Ho perso anche parte della mia famiglia, il grande amore che ho sposato e che mi aveva fatto dimenticare Rosina. Si chiamava Anna, ci siamo conosciuti al lavoro, era bella, dolce, intelligente. Ci siamo sposati, e non me ne sono mai pentito, ma poi si e’ ammalata e se n'è andata troppo presto, mentre io sopravvivevo anche a questo.
Il destino a volte e’ davvero troppo ingiusto, troppo crudele.

I miei figli ogni tanto vengono a trovarmi, sforzandosi di essere allegri. Mi raccontano della loro vita, dei nipotini che col tempo hanno arricchito la nostra famiglia, poi passiamo il tempo spettegolando e raccontando aneddoti della nostra vita passata.

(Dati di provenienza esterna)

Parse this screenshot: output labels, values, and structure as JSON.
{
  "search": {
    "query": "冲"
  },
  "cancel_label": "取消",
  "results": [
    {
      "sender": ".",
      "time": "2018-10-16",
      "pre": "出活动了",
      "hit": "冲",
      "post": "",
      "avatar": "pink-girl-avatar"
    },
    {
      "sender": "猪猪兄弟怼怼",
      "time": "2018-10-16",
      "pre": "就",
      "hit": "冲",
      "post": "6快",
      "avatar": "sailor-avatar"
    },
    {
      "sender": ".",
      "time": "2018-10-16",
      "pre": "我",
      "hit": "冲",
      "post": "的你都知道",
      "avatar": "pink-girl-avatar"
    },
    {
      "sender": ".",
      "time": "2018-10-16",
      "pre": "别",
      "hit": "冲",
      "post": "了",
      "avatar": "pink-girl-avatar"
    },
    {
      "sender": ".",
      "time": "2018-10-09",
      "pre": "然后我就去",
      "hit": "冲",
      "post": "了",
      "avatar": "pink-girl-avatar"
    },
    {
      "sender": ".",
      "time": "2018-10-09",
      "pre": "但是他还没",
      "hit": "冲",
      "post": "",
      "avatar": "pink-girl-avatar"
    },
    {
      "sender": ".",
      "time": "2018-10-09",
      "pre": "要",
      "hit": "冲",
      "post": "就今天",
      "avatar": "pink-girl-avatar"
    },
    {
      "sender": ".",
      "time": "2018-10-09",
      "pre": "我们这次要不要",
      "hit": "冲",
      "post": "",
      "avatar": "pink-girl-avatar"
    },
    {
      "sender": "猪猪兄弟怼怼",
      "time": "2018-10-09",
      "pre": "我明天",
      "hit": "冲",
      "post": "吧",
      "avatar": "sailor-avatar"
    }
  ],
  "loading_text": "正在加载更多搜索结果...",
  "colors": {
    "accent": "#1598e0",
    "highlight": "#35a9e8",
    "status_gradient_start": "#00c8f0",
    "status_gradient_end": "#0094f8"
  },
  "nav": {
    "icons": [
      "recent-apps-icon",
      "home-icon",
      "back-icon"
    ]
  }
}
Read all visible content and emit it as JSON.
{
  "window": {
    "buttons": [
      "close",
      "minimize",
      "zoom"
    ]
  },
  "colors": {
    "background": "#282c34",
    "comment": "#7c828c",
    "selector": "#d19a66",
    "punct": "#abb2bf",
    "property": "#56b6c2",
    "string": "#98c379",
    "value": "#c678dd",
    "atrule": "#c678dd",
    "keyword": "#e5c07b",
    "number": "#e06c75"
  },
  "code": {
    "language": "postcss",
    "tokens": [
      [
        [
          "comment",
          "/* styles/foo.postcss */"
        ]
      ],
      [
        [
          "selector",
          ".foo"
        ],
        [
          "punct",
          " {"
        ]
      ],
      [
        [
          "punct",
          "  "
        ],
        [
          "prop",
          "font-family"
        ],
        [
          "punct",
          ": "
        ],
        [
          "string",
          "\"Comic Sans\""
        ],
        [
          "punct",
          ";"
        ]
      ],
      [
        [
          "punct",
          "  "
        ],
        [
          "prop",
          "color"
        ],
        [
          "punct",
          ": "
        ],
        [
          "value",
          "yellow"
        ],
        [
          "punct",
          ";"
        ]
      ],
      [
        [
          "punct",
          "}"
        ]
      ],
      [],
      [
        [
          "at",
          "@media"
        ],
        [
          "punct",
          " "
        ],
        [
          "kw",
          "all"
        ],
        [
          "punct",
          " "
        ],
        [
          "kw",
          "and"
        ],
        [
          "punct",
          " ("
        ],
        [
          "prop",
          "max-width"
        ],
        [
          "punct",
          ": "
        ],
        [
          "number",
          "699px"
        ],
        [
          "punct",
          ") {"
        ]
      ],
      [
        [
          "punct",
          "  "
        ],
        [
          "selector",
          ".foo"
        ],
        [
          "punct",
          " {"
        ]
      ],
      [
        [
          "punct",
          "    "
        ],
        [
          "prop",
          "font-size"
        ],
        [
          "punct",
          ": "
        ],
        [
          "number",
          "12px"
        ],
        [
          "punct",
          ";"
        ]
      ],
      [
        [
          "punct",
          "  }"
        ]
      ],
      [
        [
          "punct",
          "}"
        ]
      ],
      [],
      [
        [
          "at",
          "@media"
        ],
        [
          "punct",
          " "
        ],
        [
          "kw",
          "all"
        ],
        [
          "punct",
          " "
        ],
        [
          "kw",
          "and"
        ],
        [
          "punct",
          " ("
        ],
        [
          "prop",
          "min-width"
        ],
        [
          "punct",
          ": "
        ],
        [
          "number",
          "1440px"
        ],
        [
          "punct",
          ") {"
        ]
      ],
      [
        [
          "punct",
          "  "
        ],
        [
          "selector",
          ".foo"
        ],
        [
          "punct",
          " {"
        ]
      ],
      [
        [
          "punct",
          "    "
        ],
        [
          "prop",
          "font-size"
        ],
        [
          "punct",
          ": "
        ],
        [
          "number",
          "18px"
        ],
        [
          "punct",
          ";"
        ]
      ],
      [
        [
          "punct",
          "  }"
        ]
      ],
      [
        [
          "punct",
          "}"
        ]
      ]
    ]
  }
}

Sono tutti ben sistemati, e mi fanno grandi lodi per tutto cio’ che mia moglie ed io abbiamo fatto per loro, aiutandoli e sostenendoli, facendo in modo che non soffrissero per necessita’ inappagate.
Ridiamo insieme, ma loro non sono bravi come i medici e le infermiere del reparto, non hanno la loro abitudine a trattare con i malati terminali, mentendo per farli sentire meglio…

Io ho capito la verita’, ma non sono spaventato. So che tutte le strade, a un certo punto, devono finire. Mi resta solo una certa malinconia, perche’ mi rendo conto che non potro’ mai sapere se i miei sforzi nella vita sono stati veramente utili, se sono davvero riuscito ad assicurare almeno un po’ di serenita’ alle persone a cui voglio bene, se il mio passaggio in questo mondo e’ riuscito a lasciare qualche segno…

Fai, fai, fai, ha detto un saggio, ma ricorda che tanto poi te ne vai…

Sono un po’ triste perche’ ora capisco che la parte piu’ triste di una storia e’ il non sapere come realmente finira’.